The presidents have been reduced to neat hagiographies that are woefully incomplete. “Dakota 38” was spray painted onto the base of the Lincoln sculpture precisely because that isn’t a part of Lincoln’s history that is told. Most Americans can tell you about Washington and the cherry tree and the material of the man’s dentures, but “slave owner” is left out.
Henry Waldo Coe donated these sculptures to the city as representatives of the grand narrative of American exceptionalism. He wanted to confirm Oregon’s identity as part of that narrative, so that Portland too would have images of national heroes like other major cities. That doesn’t mean that nearly a century later, they still have to mean the same thing.
The sculptures can be used as points of departure to tell a more inclusive story. They don’t have to stay face down, but they should be taken off their pedestals. This would be a clear first step in acknowledging that history is complicated and that the people represented were just that— people, accomplished figures but not infallible gods.They were brilliant and flawed and complicated—fathers of American democracy and willing participants in an unjust and racist world. Coe’s president bronzes could be part of rotating art installations that tell the parts of history that have been underemphasized.

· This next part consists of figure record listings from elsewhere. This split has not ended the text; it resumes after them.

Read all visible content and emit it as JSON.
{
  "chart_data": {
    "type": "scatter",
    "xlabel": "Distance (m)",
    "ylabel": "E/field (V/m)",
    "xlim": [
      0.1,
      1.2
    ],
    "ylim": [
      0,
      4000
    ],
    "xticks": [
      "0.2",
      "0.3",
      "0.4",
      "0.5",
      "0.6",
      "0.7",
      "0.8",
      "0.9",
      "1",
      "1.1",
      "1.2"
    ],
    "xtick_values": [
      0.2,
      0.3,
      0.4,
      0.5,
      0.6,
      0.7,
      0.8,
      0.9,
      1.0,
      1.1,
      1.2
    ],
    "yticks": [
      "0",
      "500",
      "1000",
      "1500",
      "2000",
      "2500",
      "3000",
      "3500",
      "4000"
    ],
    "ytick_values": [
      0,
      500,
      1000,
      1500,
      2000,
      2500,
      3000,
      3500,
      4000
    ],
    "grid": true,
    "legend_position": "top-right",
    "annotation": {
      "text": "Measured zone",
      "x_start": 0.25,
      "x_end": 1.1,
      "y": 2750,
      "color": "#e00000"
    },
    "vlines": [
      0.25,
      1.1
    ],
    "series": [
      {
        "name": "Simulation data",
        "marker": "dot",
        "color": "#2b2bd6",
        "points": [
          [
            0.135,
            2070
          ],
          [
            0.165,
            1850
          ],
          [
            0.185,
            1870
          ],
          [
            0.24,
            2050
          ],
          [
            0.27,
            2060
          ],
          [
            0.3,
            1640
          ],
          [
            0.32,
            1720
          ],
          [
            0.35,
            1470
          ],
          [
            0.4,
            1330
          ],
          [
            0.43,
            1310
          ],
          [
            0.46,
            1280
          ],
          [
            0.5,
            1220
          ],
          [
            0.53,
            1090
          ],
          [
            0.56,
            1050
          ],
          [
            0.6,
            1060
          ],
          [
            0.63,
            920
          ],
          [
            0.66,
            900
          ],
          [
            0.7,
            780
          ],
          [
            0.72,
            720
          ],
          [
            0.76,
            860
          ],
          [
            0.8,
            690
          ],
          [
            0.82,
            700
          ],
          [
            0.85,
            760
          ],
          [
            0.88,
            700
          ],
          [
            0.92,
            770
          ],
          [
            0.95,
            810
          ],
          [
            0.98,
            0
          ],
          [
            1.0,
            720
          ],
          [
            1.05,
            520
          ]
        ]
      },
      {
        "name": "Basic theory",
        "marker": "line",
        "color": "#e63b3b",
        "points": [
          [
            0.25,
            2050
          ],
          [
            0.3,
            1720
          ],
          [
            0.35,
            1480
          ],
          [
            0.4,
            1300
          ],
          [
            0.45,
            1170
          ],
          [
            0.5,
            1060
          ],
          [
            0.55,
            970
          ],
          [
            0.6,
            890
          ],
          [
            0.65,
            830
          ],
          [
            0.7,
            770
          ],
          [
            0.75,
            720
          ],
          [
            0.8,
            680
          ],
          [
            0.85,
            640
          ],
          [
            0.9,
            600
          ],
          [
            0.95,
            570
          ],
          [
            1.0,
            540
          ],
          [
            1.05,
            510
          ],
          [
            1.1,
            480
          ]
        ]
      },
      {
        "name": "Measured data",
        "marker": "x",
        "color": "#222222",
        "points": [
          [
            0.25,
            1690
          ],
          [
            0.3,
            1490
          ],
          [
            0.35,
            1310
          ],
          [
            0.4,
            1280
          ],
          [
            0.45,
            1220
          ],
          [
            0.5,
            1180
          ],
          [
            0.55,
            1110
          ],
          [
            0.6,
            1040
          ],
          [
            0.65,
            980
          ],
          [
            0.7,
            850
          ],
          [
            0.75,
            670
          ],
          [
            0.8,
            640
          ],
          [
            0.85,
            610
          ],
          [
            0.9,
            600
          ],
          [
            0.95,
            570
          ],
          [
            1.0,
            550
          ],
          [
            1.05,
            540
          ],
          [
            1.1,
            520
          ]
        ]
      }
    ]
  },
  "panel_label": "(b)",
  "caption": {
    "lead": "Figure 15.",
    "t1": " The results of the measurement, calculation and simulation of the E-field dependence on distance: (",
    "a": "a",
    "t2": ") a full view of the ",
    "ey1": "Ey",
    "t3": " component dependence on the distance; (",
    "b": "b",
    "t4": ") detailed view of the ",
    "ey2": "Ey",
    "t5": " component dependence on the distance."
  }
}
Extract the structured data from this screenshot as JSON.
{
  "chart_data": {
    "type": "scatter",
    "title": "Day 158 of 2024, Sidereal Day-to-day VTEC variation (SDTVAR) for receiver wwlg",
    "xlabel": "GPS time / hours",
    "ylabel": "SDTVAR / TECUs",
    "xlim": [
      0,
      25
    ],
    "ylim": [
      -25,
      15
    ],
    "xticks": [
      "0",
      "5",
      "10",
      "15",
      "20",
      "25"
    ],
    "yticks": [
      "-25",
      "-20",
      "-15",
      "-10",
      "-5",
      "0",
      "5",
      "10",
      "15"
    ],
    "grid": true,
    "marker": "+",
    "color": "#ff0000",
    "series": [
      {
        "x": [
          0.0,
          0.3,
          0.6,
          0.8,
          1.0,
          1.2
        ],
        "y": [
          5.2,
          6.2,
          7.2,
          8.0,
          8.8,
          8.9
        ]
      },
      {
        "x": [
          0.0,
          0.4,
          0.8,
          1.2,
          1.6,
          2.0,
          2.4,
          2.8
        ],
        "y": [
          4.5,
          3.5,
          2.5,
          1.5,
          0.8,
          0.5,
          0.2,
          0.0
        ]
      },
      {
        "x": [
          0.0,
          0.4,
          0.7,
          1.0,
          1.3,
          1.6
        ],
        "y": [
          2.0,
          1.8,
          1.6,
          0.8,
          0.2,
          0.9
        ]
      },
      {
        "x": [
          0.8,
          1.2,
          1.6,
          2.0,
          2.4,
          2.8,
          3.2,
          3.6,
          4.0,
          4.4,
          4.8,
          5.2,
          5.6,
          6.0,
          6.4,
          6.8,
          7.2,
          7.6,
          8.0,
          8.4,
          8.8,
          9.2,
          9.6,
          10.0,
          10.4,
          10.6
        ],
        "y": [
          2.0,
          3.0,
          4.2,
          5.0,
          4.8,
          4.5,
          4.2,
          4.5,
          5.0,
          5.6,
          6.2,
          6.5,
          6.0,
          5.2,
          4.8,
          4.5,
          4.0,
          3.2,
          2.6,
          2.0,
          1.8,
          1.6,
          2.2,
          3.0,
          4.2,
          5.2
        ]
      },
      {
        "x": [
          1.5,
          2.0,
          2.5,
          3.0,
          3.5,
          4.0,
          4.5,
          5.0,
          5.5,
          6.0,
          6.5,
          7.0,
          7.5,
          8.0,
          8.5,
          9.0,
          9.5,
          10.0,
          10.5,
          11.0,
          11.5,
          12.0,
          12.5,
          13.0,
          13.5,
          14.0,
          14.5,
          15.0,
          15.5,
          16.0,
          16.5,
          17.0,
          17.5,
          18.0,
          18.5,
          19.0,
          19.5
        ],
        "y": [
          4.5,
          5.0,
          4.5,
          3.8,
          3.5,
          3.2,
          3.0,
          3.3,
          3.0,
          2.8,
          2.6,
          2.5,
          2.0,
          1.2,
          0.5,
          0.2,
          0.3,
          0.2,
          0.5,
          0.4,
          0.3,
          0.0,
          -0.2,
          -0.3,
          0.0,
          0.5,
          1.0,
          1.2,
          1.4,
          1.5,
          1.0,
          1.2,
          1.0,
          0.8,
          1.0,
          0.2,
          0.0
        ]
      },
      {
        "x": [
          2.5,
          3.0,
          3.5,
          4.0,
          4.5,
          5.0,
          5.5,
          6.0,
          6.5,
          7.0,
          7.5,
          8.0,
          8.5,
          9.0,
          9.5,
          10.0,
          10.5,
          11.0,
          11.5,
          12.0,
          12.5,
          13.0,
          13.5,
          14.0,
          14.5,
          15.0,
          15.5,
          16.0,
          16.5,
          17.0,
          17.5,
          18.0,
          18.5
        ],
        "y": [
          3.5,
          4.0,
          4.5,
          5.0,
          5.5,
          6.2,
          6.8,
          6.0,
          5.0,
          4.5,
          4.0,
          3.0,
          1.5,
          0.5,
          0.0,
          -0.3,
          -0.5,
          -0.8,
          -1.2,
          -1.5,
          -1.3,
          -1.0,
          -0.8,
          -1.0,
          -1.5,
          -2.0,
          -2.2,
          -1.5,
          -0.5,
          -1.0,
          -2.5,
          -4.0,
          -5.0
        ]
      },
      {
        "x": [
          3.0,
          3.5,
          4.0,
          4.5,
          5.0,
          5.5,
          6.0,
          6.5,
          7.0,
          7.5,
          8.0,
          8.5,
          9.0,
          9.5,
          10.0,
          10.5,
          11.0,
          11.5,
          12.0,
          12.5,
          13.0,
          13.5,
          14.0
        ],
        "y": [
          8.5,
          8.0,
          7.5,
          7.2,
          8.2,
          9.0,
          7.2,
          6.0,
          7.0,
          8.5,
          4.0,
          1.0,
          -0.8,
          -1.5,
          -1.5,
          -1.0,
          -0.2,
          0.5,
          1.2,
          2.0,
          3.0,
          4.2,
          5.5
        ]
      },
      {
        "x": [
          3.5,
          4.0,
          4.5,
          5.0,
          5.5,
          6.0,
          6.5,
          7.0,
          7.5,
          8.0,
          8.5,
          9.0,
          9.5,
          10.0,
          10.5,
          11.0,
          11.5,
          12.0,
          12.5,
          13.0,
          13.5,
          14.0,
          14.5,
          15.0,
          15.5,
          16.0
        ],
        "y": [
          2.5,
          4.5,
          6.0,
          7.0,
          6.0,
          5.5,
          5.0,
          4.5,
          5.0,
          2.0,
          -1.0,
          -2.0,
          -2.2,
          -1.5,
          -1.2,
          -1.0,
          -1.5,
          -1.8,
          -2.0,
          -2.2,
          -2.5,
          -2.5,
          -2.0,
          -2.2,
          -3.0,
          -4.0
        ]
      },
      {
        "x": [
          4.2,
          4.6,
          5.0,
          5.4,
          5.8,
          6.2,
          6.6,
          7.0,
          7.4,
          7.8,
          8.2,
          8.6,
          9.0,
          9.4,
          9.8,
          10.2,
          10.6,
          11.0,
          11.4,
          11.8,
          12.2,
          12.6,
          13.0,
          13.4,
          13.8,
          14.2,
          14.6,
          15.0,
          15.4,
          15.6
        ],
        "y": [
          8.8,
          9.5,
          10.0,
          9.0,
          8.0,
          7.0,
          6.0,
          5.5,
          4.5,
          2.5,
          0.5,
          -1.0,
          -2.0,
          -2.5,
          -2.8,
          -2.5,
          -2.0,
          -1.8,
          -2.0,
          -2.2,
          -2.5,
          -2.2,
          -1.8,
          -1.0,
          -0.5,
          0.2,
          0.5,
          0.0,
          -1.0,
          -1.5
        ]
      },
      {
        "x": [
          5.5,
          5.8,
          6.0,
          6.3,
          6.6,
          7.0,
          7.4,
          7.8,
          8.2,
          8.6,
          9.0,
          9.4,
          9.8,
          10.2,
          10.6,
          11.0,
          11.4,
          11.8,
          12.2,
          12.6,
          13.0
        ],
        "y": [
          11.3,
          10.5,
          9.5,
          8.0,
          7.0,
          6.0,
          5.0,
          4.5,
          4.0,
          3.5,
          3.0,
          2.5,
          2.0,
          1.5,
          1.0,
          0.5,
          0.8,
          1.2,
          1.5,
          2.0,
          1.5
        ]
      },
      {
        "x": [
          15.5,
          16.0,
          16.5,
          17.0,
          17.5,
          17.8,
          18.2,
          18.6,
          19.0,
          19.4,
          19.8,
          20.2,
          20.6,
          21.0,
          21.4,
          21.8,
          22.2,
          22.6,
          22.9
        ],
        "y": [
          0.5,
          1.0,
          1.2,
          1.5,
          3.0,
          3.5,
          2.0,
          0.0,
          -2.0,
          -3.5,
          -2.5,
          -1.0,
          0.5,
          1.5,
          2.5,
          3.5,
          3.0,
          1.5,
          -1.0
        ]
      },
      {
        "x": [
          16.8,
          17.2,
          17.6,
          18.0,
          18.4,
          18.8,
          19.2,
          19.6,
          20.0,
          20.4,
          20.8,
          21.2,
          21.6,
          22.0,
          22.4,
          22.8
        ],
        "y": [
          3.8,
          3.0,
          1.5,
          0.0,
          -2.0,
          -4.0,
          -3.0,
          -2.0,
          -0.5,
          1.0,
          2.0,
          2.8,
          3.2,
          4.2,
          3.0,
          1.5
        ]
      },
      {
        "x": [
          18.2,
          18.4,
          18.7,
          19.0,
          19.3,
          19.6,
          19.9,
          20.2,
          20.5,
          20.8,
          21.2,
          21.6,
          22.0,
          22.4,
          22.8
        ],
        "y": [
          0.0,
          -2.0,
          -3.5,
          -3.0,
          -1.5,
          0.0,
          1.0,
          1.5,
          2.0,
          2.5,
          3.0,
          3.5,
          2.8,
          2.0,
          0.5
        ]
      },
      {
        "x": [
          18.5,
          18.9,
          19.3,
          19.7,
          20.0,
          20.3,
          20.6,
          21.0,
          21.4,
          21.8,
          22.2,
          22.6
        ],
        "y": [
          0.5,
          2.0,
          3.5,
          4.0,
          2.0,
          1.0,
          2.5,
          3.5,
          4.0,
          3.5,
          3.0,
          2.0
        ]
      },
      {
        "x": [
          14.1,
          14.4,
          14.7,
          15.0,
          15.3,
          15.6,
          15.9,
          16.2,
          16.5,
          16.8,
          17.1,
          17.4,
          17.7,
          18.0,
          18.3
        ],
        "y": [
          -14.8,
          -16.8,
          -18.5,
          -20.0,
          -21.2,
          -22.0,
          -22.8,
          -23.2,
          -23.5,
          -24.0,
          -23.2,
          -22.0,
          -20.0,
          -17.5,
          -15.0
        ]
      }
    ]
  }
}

Do we need sculptures to achieve this? Maybe not. The presidents will loom large even without these bronze figures. History books can pick up the slack, but I’m partial to visible acknowledgments. The guys stood on pedestals in Portland for nearly a century as unassailable heroes; the undoing of this legacy could use some tangible and public illustration, too.
What to do with the bronze presidents is more complicated than what to do with a local celebrity like Scott. Even more fraught, in my opinion, are sculptures representative of a narrative or ideology especially relevant to our community: The Promised Land and Coming of the White Man are examples of that and they warrant different consideration (a subject for another time).
At its best, public art can be how our community tells stories about ourselves to ourselves. In the 21st century, it’s up to the community—as a whole—to carefully and thoughtfully consider the stories we want to tell. In the early 20th century, people with money (and power but mostly money) got to determine the story. Harvey Whitefield Scott’s family wanted the story to be about Scott. Henry Waldo Coe wanted the story to be about the “great men” of the United States. By pulling these monuments down, some Portlanders have forcefully indicated that they want to tell something else.
Many cities across the United States have ballot referendums for November 3 centered on what to do with public monuments, mostly monuments to the Confederacy. This principle of direct community involvement facilitates a more collective decision as to how the community wants to represent itself. It’s certainly more representative than paying to put up a sculpture of your husband.
I (obviously) have opinions on public art, but I’m not any authority—my goal is only to participate in the community conversation. Portland’s Regional Art and Culture Council (RACC) will make the final decisions on the art itself. RACC has gone to great lengths to be representative of the diverse community it serves. The organization’s 2015 equity statement ends with the statement “we commit to humility, optimism, and respect.” It’s hard to feel confident about anything right now, but if those values are centered, I think we’ll be just fine.